LaborPress

Daniel Ribitzki, 27, now a fourth-year apprentice with Metallic Lathers and Reinforcing Iron Workers Local 46, has been doing construction work since he was 18.

From Goshen, in Orange County about 65 miles northwest of New York City, Ribitzki worked building houses and on a farm before becoming an apprentice ironworker. His grandfather and uncle were union crane operators, he says, and family friends helped connect him with Local 46.

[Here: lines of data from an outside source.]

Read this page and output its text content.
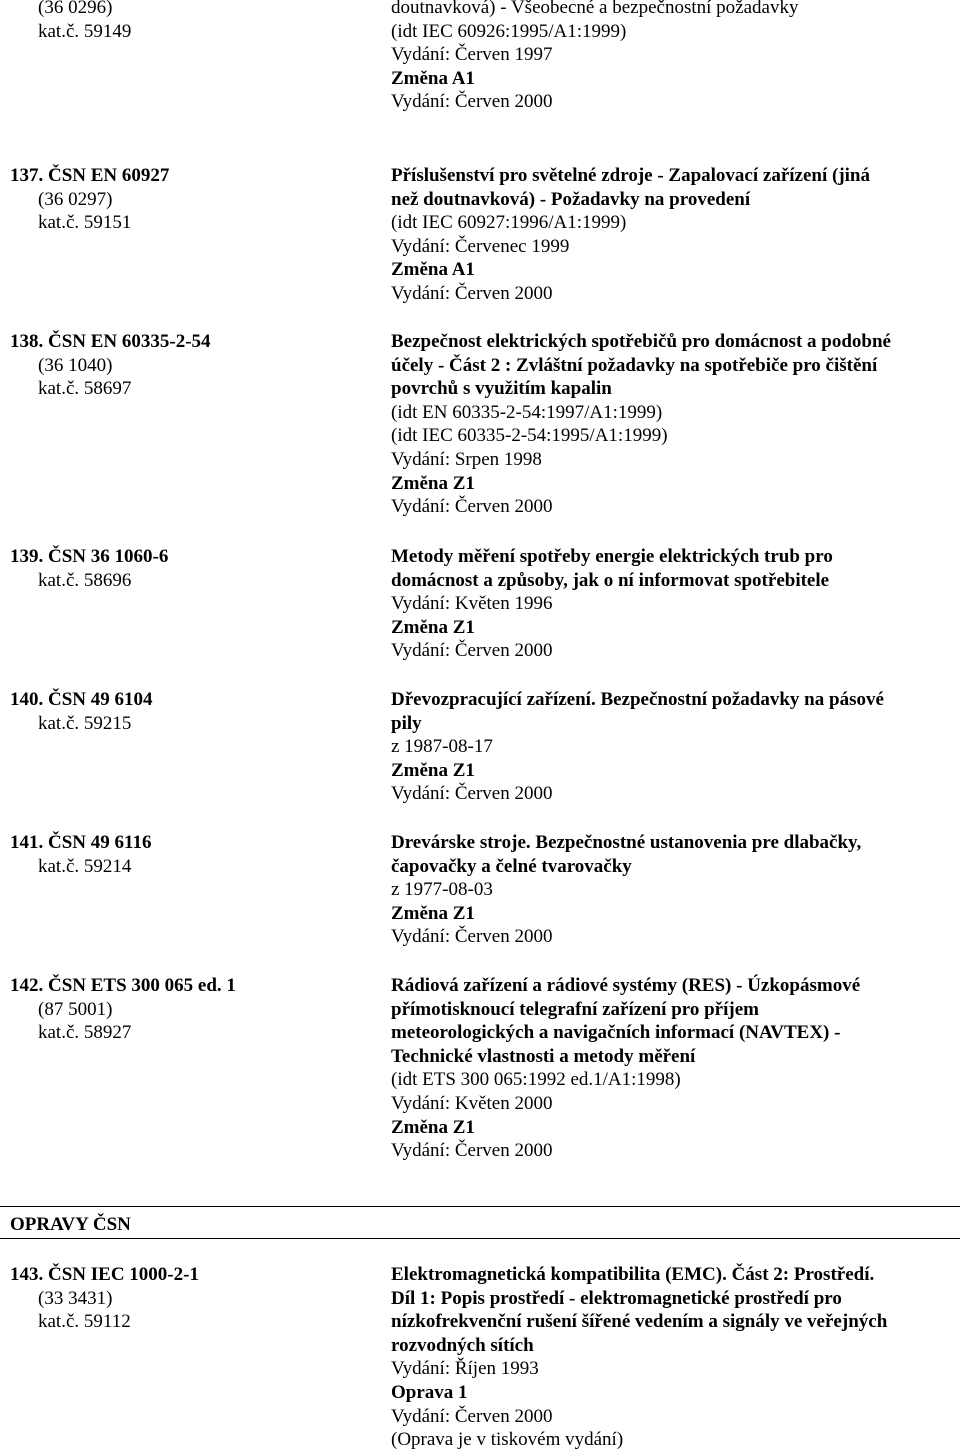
(36 0296)
kat.č. 59149
doutnavková) - Všeobecné a bezpečnostní požadavky
(idt IEC 60926:1995/A1:1999)
Vydání: Červen 1997
Změna A1
Vydání: Červen 2000
137. ČSN EN 60927
(36 0297)
kat.č. 59151
Příslušenství pro světelné zdroje - Zapalovací zařízení (jiná
než doutnavková) - Požadavky na provedení
(idt IEC 60927:1996/A1:1999)
Vydání: Červenec 1999
Změna A1
Vydání: Červen 2000
138. ČSN EN 60335-2-54
(36 1040)
kat.č. 58697
Bezpečnost elektrických spotřebičů pro domácnost a podobné
účely - Část 2 : Zvláštní požadavky na spotřebiče pro čištění
povrchů s využitím kapalin
(idt EN 60335-2-54:1997/A1:1999)
(idt IEC 60335-2-54:1995/A1:1999)
Vydání: Srpen 1998
Změna Z1
Vydání: Červen 2000
139. ČSN 36 1060-6
kat.č. 58696
Metody měření spotřeby energie elektrických trub pro
domácnost a způsoby, jak o ní informovat spotřebitele
Vydání: Květen 1996
Změna Z1
Vydání: Červen 2000
140. ČSN 49 6104
kat.č. 59215
Dřevozpracující zařízení. Bezpečnostní požadavky na pásové
pily
z 1987-08-17
Změna Z1
Vydání: Červen 2000
141. ČSN 49 6116
kat.č. 59214
Drevárske stroje. Bezpečnostné ustanovenia pre dlabačky,
čapovačky a čelné tvarovačky
z 1977-08-03
Změna Z1
Vydání: Červen 2000
142. ČSN ETS 300 065 ed. 1
(87 5001)
kat.č. 58927
Rádiová zařízení a rádiové systémy (RES) - Úzkopásmové
přímotisknoucí telegrafní zařízení pro příjem
meteorologických a navigačních informací (NAVTEX) -
Technické vlastnosti a metody měření
(idt ETS 300 065:1992 ed.1/A1:1998)
Vydání: Květen 2000
Změna Z1
Vydání: Červen 2000
OPRAVY ČSN
143. ČSN IEC 1000-2-1
(33 3431)
kat.č. 59112
Elektromagnetická kompatibilita (EMC). Část 2: Prostředí.
Díl 1: Popis prostředí - elektromagnetické prostředí pro
nízkofrekvenční rušení šířené vedením a signály ve veřejných
rozvodných sítích
Vydání: Říjen 1993
Oprava 1
Vydání: Červen 2000
(Oprava je v tiskovém vydání)
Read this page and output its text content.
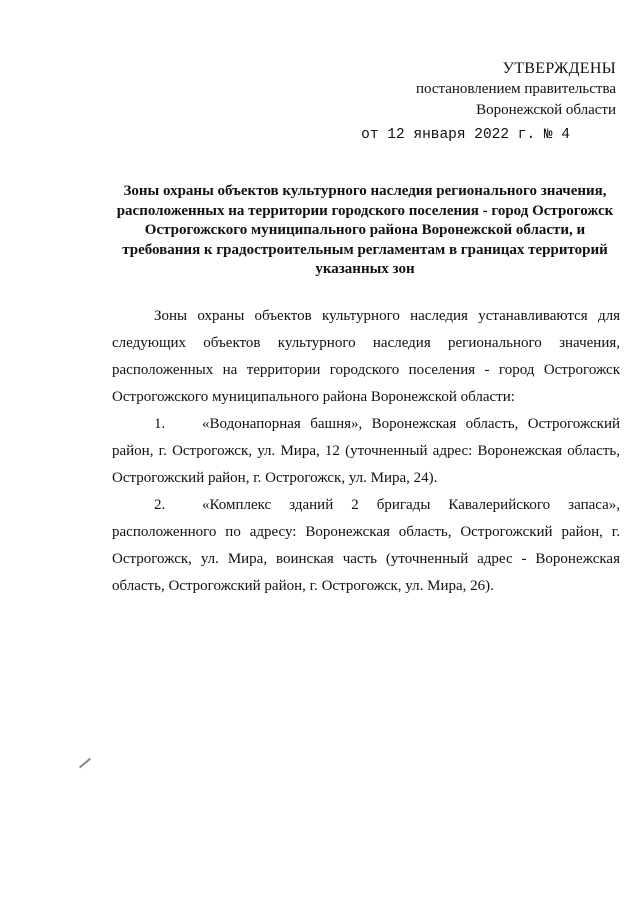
УТВЕРЖДЕНЫ
постановлением правительства
Воронежской области
от 12 января 2022 г. № 4
Зоны охраны объектов культурного наследия регионального значения, расположенных на территории городского поселения - город Острогожск Острогожского муниципального района Воронежской области, и требования к градостроительным регламентам в границах территорий указанных зон

Зоны охраны объектов культурного наследия устанавливаются для следующих объектов культурного наследия регионального значения, расположенных на территории городского поселения - город Острогожск Острогожского муниципального района Воронежской области:

1. «Водонапорная башня», Воронежская область, Острогожский район, г. Острогожск, ул. Мира, 12 (уточненный адрес: Воронежская область, Острогожский район, г. Острогожск, ул. Мира, 24).

2. «Комплекс зданий 2 бригады Кавалерийского запаса», расположенного по адресу: Воронежская область, Острогожский район, г. Острогожск, ул. Мира, воинская часть (уточненный адрес - Воронежская область, Острогожский район, г. Острогожск, ул. Мира, 26).
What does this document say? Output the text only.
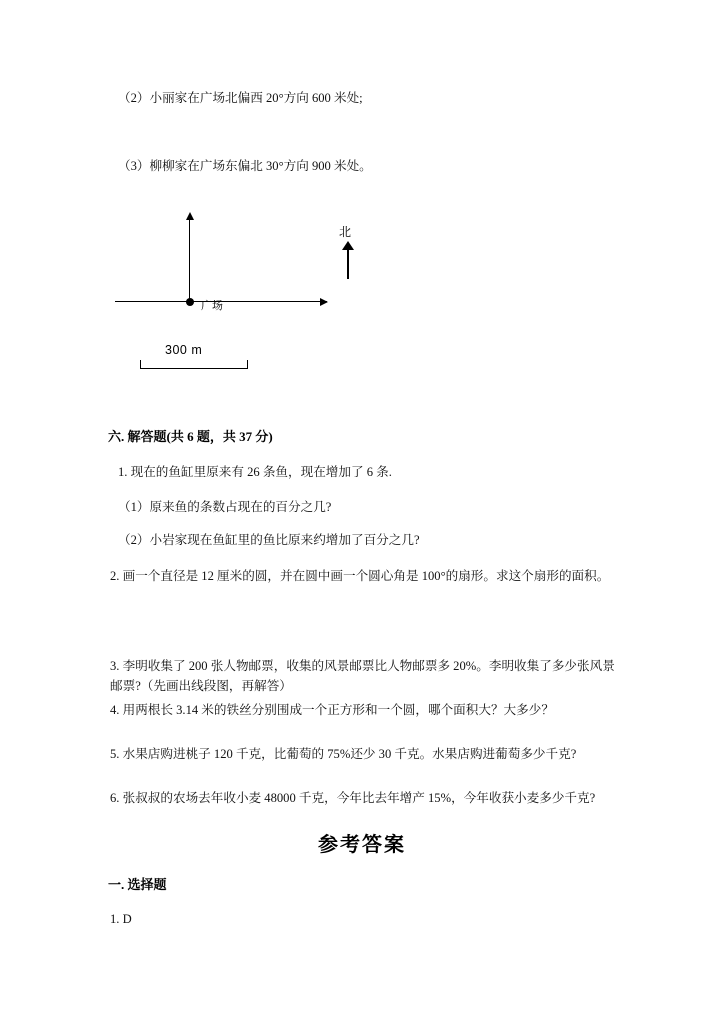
（2）小丽家在广场北偏西 20°方向 600 米处;

（3）柳柳家在广场东偏北 30°方向 900 米处。

广场
北
300 m

六. 解答题(共 6 题，共 37 分)

1. 现在的鱼缸里原来有 26 条鱼，现在增加了 6 条.

（1）原来鱼的条数占现在的百分之几?

（2）小岩家现在鱼缸里的鱼比原来约增加了百分之几?

2. 画一个直径是 12 厘米的圆，并在圆中画一个圆心角是 100°的扇形。求这个扇形的面积。

3. 李明收集了 200 张人物邮票，收集的风景邮票比人物邮票多 20%。李明收集了多少张风景邮票?（先画出线段图，再解答）

4. 用两根长 3.14 米的铁丝分别围成一个正方形和一个圆，哪个面积大？大多少？

5. 水果店购进桃子 120 千克，比葡萄的 75%还少 30 千克。水果店购进葡萄多少千克?

6. 张叔叔的农场去年收小麦 48000 千克，今年比去年增产 15%，今年收获小麦多少千克?

参考答案

一. 选择题

1. D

Metallic lathers install the lattice of metal bars and cables that provide the interior framework for floors and walls, cutting, bending, positioning, and tying the rebar that reinforces the concrete that is poured over it. As an apprentice, Ribitzki has learned where rebar goes, how to read shop drawings, and shielded-metal arc welding, as well as union history. He’s also learned “post tensioning,” how to drape cables through the floor and then tighten them with a tension gun so they don’t sag.

“I chose Daniel as the Apprentice of the Year for many reasons,” says Local 46 apprentice coordinator Chip Langan. “Daniel has had excellent attendance for over four years, he has the most hours worked out of 83 fourth-year apprentices, and he loves his job!”

Most recently, Ribitzki’s been working on the massive renovation of LaGuardia Airport. “It’s great,” he says. “There’s a little bit of mayhem at the airport, but that’s how it always is.”

Married last year, he and his wife, Brittany, are expecting a baby boy in July.